The borough of Youngwood, Westmoreland County, is neighbor to a confluence of high-speed roadways – Interstate 70; the main Pennsylvania Turnpike; the Amos Hutchinson extension of the Turnpike, Pennsylvania Route 66, which is part of the Greensburg bypass; and the U.S. Route 30, the Ed Hutchinson Bypass. Even the main route through town, U.S. Route 119, is four lanes, and the downside is the high-speed traffic continues unabated within the town.
As part of the PennDOT Connects program, PennDOT's District 12 and the borough are teaming up to take steps to calm the traffic on Route 119 using an approach known as a Road Diet. The State Transportation Innovation Council (STIC) also has championed Road Diets across Pennsylvania; The utilization of Road Diets was a Federal Highway Administration (FHWA) Every Day Counts (EDC) Round 3 initiative that Pennsylvania adopted. Others have been tried in Carlisle in Cumberland County, Sharon in Mercer County, Boalsburg in Centre County and Beaver Falls in Beaver County.
"We had a lot of public involvement," said Liberty Hill, District 12's plans engineer. "This is in line with the PennDOT Connects initiative. This has been a big PennDOT Connects project. We have had lots of community outreach and stakeholder meetings."
This past summer, the "PennDOT Connects – Connecting Communities" initiative won in the Quality of Life/Community Development Small Project category in the regional America's Transportation Awards competition.
PennDOT Connects began as a policy issued by former Secretary Leslie S. Richards to strengthen the commitment of PennDOT to collaborate with Metropolitan Planning Organizations (MPOs)/Rural Planning Organizations (RPOs) and local governments during the planning process. PennDOT Connects identifies community needs and contextual issues early in project planning through a collaborative process.

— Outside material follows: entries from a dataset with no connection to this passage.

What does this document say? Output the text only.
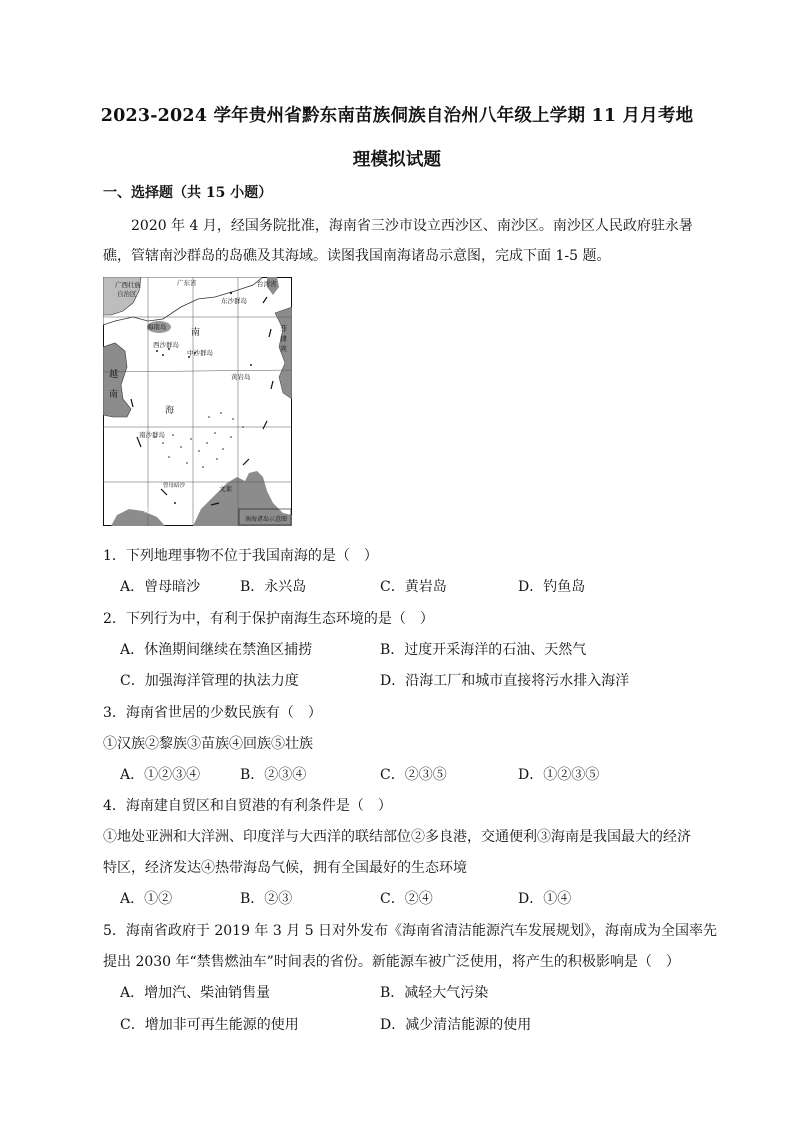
2023-2024 学年贵州省黔东南苗族侗族自治州八年级上学期 11 月月考地
理模拟试题
一、选择题（共 15 小题）

2020 年 4 月，经国务院批准，海南省三沙市设立西沙区、南沙区。南沙区人民政府驻永暑礁，管辖南沙群岛的岛礁及其海域。读图我国南海诸岛示意图，完成下面 1-5 题。

广西壮族
自治区
广东省	台湾省
东沙群岛
海南岛
西沙群岛
中沙群岛
黄岩岛
南沙群岛
文莱
马来西亚
曾母暗沙
南海诸岛示意图
南
海
越
南
菲
律
宾
1．下列地理事物不位于我国南海的是（　）
A．曾母暗沙	B．永兴岛	C．黄岩岛	D．钓鱼岛
2．下列行为中，有利于保护南海生态环境的是（　）
A．休渔期间继续在禁渔区捕捞	B．过度开采海洋的石油、天然气
C．加强海洋管理的执法力度	D．沿海工厂和城市直接将污水排入海洋
3．海南省世居的少数民族有（　）
①汉族②黎族③苗族④回族⑤壮族
A．①②③④	B．②③④	C．②③⑤	D．①②③⑤
4．海南建自贸区和自贸港的有利条件是（　）
①地处亚洲和大洋洲、印度洋与大西洋的联结部位②多良港，交通便利③海南是我国最大的经济
特区，经济发达④热带海岛气候，拥有全国最好的生态环境
A．①②	B．②③	C．②④	D．①④
5．海南省政府于 2019 年 3 月 5 日对外发布《海南省清洁能源汽车发展规划》，海南成为全国率先
提出 2030 年“禁售燃油车”时间表的省份。新能源车被广泛使用，将产生的积极影响是（　）
A．增加汽、柴油销售量	B．减轻大气污染
C．增加非可再生能源的使用	D．减少清洁能源的使用
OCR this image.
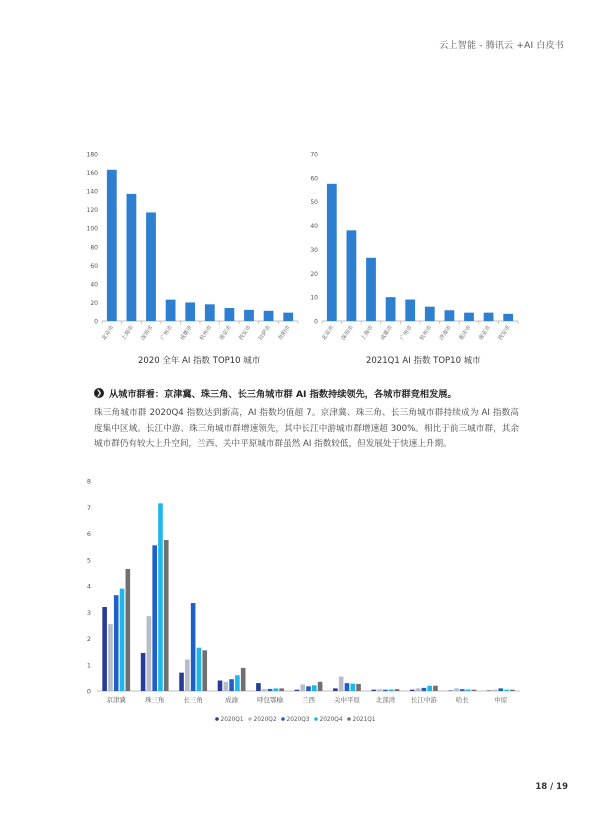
云上智能 - 腾讯云 +AI 白皮书
0
20
40
60
80
100
120
140
160
180
北京市 上海市 深圳市 广州市 成都市 杭州市 南京市 西安市 拉萨市 贵阳市
2020 全年 AI 指数 TOP10 城市
0
10
20
30
40
50
60
70
北京市 深圳市 上海市 成都市 广州市 杭州市 济南市 重庆市 南京市 西安市
2021Q1 AI 指数 TOP10 城市
❯ 从城市群看：京津冀、珠三角、长三角城市群 AI 指数持续领先，各城市群竞相发展。

珠三角城市群 2020Q4 指数达到新高，AI 指数均值超 7。京津冀、珠三角、长三角城市群持续成为 AI 指数高度集中区域。长江中游、珠三角城市群增速领先，其中长江中游城市群增速超 300%。相比于前三城市群，其余城市群仍有较大上升空间，兰西、关中平原城市群虽然 AI 指数较低，但发展处于快速上升期。

0
1
2
3
4
5
6
7
8
京津冀	珠三角	长三角	成渝	呼包鄂榆	兰西	关中平原 北部湾 长江中游	哈长	中原
2020Q1 2020Q2 2020Q3 2020Q4 2021Q1
18 / 19
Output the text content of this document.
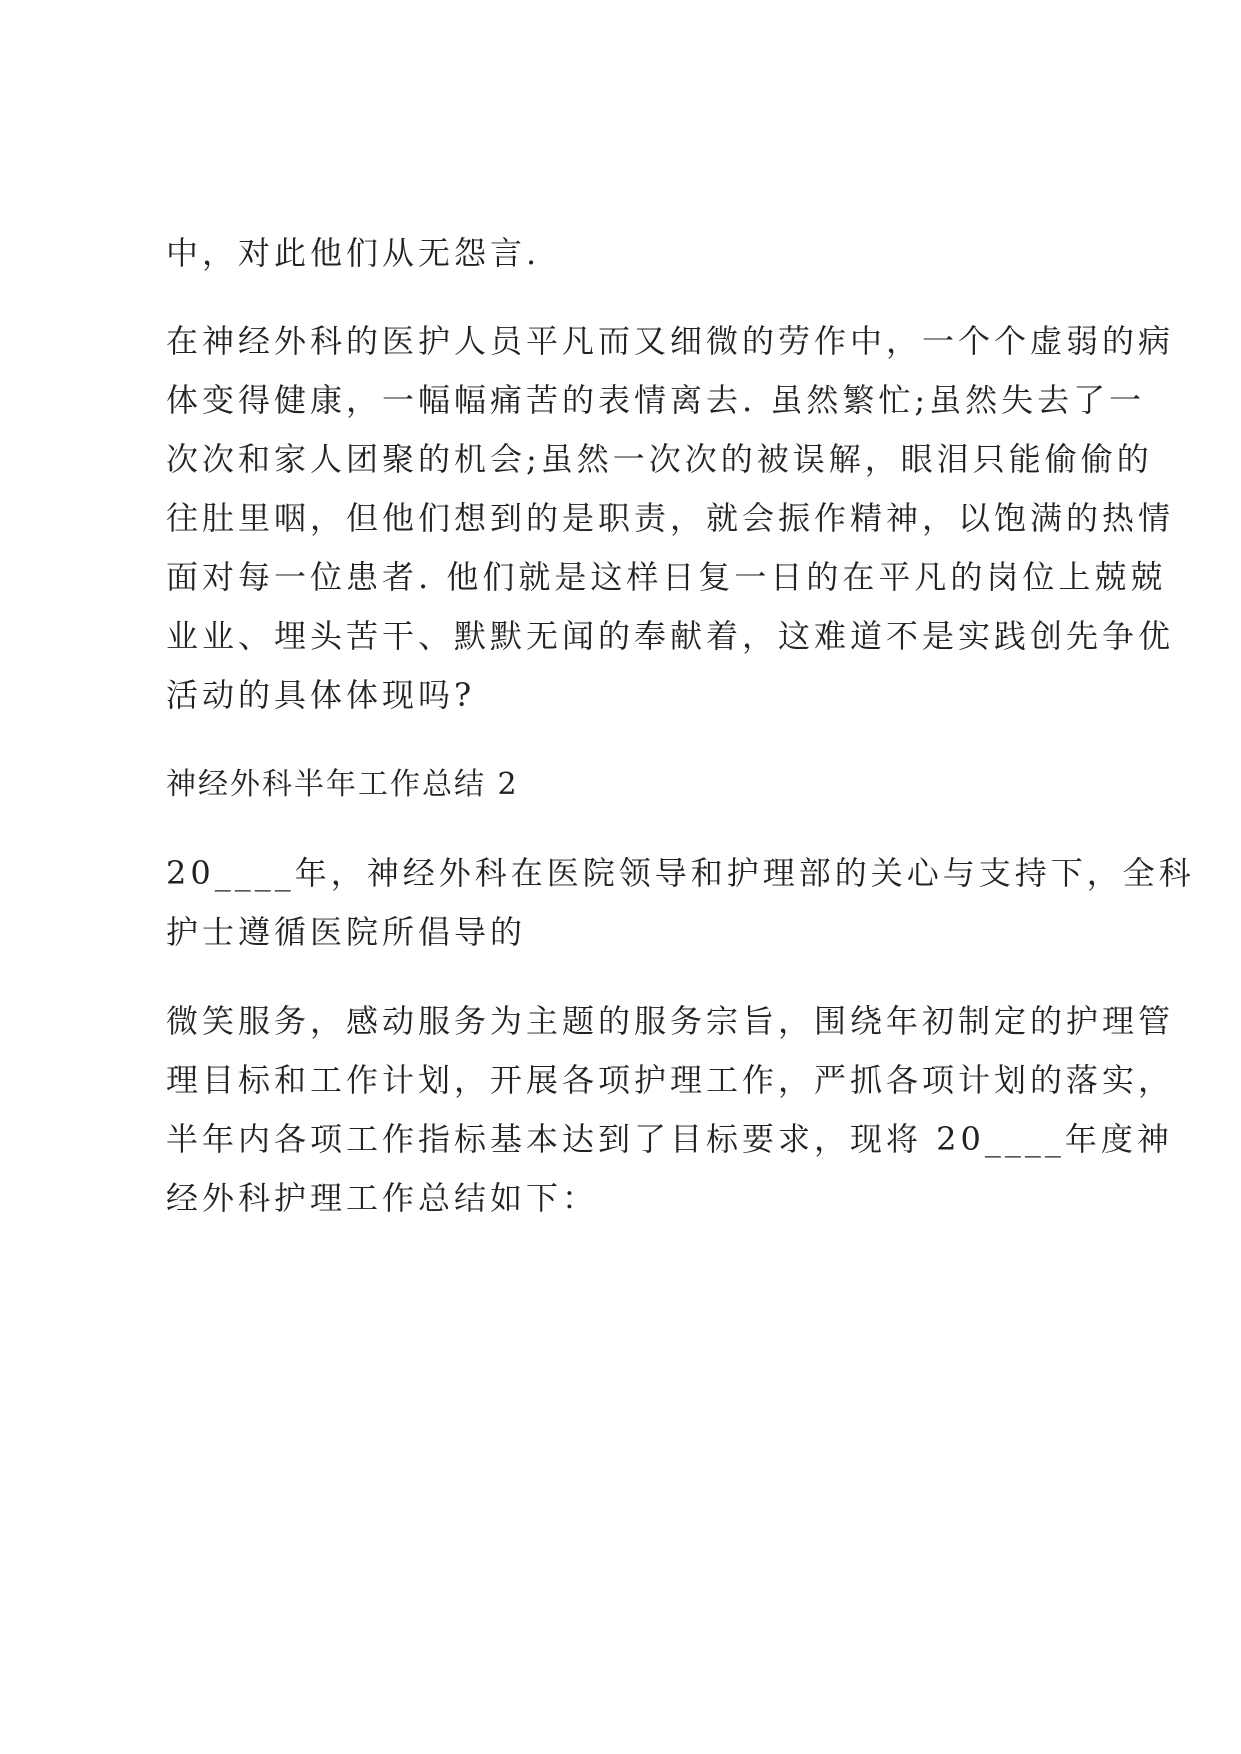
中，对此他们从无怨言.
在神经外科的医护人员平凡而又细微的劳作中，一个个虚弱的病
体变得健康，一幅幅痛苦的表情离去. 虽然繁忙;虽然失去了一
次次和家人团聚的机会;虽然一次次的被误解，眼泪只能偷偷的
往肚里咽，但他们想到的是职责，就会振作精神，以饱满的热情
面对每一位患者. 他们就是这样日复一日的在平凡的岗位上兢兢
业业、埋头苦干、默默无闻的奉献着，这难道不是实践创先争优
活动的具体体现吗?
神经外科半年工作总结 2
20____年，神经外科在医院领导和护理部的关心与支持下，全科
护士遵循医院所倡导的
微笑服务，感动服务为主题的服务宗旨，围绕年初制定的护理管
理目标和工作计划，开展各项护理工作，严抓各项计划的落实，
半年内各项工作指标基本达到了目标要求，现将 20____年度神
经外科护理工作总结如下：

Road Diets are one example of the innovations growing out of the STIC. The aim is to deliver the very best transportation services to communities across Pennsylvania. STIC is a collaboration between the FHWA and PennDOT, and features extensive outreach and collaboration with the highway construction industry, local governments and other entities.
The renovation on the four-lane U.S. Route 119 through the borough includes taking lanes from 12 feet wide to 11 feet wide with 8-foot parking lanes and installing chicanes, a type of S-curve configuration.
"It's a straight, four-lane highway. People build up speed in the straight away. Added chicanes to put curves in and it will slow people down," Hill said.
"The chicanes are innovative," Hill added. "There are not many places that have these. We also are building bulb outs for parking areas to give shelter to pedestrians who want to cross the road. It gives them a place to stand while waiting to cross the road.
"It was originally scheduled as just a road improvement project. The pavement needed to be reconstructed through the town. We thought that while we were there, we would do the right thing for safety.
"We are actually lowering the speed limit from 35 mph to 25 mph," Hill said. "We are also installing flashing warning devices, including a speed minder that will post driver's speed compared to the posted speed limit."
Also, the project calls for painting optical speed bars that give drivers a better feel for how fast they are going. They are paint bars along the edge line and the spacing reduces as a driver proceeds through them.
"We are throwing a lot of innovative things into this project," Hill said.
The project also will extend sidewalks to the bike trail, so people can come into town for ice cream and other treats and to reach shopping areas.
The Southwestern Pennsylvania Commission also invested a $1 million Smart Grant into the project.
"There has been mixed reaction, but it is mostly positive," Hill said. "Everybody knows the traffic needs to be slowed down in town because of pedestrians and the park. It is a walkable community."
Borough Manager Diane Schaefer agrees.
"This will improve the residential homes living on those main streets," she said. "Ultimately anybody with a business on Route 119, it will help them with people not flying through."
"Some people say it will not slow traffic down and some are hopeful it will work, and we will continue to move forward," she added. "I do welcome the development. Speaking on behalf of the borough, people do think this will be a welcome approach.
Schaefer also had high praise for the innovations championed by PennDOT.
"Youngwood Borough has worked so well through this program," she said. "I can't speak highly enough of the team at PennDOT, the engineering team. The communications have been wonderful. I am a board member for the State Association of Boroughs and I tell people that. This is a good thing."
Added Hill: "Some people are skeptical whether it will work, but most everybody we talked to is thrilled we are trying this and we have the backing of the community."
Full reconstruction work is currently underway and expected to be completed in late summer 2023.